Monday, September 5, 2011

Imprint

Takashi Miike is probably the most prolific director of modern times. Back in 2006, Miike was commissioned, along with a number of other horror directors (eg. John Carpenter) to make a film for the MASTERS OF HORROR series. He was guaranteed full creative control with the conditions of a tight budget alone. However, after completing the film, the Showtime network which was supposed to air IMPRINT backed off due to the graphic content of the film. True, with IMPRINT Miike crafts a truly shocking horror film, complete with incest, pedophilia, aborted fetuses, mutation, and rape. Beginning with a dreary boat on murky waters, an American in the Victorian era coasts towards an island with deformed asians.
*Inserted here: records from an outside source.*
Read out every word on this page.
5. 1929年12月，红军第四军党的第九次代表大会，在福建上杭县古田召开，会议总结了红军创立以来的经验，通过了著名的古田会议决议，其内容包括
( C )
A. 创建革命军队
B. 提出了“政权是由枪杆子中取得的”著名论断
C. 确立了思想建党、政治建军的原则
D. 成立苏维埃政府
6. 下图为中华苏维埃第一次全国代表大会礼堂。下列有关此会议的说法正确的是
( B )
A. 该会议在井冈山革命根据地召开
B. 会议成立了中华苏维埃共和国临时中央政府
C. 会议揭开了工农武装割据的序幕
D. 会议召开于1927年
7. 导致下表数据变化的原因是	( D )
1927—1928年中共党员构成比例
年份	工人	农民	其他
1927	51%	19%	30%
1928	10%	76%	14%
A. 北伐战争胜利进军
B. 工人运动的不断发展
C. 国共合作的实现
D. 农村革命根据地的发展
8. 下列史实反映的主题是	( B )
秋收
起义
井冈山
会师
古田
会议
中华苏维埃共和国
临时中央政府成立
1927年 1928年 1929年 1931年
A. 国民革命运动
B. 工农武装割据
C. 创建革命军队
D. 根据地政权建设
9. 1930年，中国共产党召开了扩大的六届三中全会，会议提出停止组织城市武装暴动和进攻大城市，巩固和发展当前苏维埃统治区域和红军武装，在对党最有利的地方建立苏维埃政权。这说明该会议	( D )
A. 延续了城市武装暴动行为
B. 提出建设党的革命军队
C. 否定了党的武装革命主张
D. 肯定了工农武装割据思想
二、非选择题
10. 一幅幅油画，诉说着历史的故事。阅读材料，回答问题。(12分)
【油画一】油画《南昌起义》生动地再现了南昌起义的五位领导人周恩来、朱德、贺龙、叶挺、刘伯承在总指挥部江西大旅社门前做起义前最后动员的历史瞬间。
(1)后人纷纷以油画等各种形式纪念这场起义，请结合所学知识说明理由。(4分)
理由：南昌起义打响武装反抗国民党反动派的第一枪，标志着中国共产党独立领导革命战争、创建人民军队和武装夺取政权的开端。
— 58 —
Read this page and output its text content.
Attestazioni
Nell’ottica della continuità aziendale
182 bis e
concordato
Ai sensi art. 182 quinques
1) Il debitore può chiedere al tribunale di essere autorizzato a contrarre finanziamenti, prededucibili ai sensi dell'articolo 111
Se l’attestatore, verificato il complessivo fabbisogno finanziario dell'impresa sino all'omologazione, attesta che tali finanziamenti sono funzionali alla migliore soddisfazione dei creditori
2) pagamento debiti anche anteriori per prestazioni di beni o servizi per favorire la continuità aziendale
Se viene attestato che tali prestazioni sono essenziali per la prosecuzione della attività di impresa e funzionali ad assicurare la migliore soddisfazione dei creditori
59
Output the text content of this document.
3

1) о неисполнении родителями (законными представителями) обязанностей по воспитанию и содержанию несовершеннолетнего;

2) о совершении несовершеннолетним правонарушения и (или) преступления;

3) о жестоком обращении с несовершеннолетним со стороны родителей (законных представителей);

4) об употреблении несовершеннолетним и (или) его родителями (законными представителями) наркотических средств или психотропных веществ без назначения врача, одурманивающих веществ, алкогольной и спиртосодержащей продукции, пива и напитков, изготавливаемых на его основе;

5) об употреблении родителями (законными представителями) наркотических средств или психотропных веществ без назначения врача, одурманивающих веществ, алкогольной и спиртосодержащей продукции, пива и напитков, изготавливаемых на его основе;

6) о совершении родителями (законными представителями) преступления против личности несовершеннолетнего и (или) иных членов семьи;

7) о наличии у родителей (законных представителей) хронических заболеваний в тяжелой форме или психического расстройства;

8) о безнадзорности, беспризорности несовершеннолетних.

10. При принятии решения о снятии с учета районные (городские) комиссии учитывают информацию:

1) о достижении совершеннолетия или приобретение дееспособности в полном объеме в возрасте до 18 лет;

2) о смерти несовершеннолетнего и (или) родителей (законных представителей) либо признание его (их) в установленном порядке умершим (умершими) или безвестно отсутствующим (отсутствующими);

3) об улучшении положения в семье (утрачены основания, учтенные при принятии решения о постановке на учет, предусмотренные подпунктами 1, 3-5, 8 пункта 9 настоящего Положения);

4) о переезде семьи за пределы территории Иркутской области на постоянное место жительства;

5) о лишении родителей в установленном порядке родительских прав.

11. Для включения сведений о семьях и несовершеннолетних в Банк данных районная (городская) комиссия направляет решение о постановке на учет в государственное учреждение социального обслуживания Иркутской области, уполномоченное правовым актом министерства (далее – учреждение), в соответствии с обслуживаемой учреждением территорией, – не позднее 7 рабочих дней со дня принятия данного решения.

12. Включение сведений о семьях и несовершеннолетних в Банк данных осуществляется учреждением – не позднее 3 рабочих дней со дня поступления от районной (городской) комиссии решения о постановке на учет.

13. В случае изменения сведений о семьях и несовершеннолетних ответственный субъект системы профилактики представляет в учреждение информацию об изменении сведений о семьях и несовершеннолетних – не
The man, known as Christopher (Billy Drago), watches as the men bury a pregnant woman at sea. They land, and he walks off to a compound filled with whores. The mistress of the house, syphilitic, greats him, her nose deteriorating into fragments. Christopher is told he must stay the night, and picks out a whore from the back, whose hair is blue, her face deformed. He is on a search for a past flame named Komomo, a whore whom he had promised he would save and return to America. The mistress has feigned any knowledge, but the blue haired girl has a story to tell. This story is one that contains torture, and the before-mentioned incest, pedophilia, etc. The rest of the film, consisting of Christopher's prodding and mendings of the whore's story consists of some of the most disgusting and shocking images I have ever seen in a film. To match it is only Lars Von Trier's ANTICHRIST, and yet IMPRINT is more shocking in a universal and effusive way. There is a craft at work here, but also a winking gratuity which is occasionally alienating when it isn't horrifying. IMPRINT also works nicely as an introduction to Miike's work, but one starting here would be so disgusted by the content as to not appreciate the work.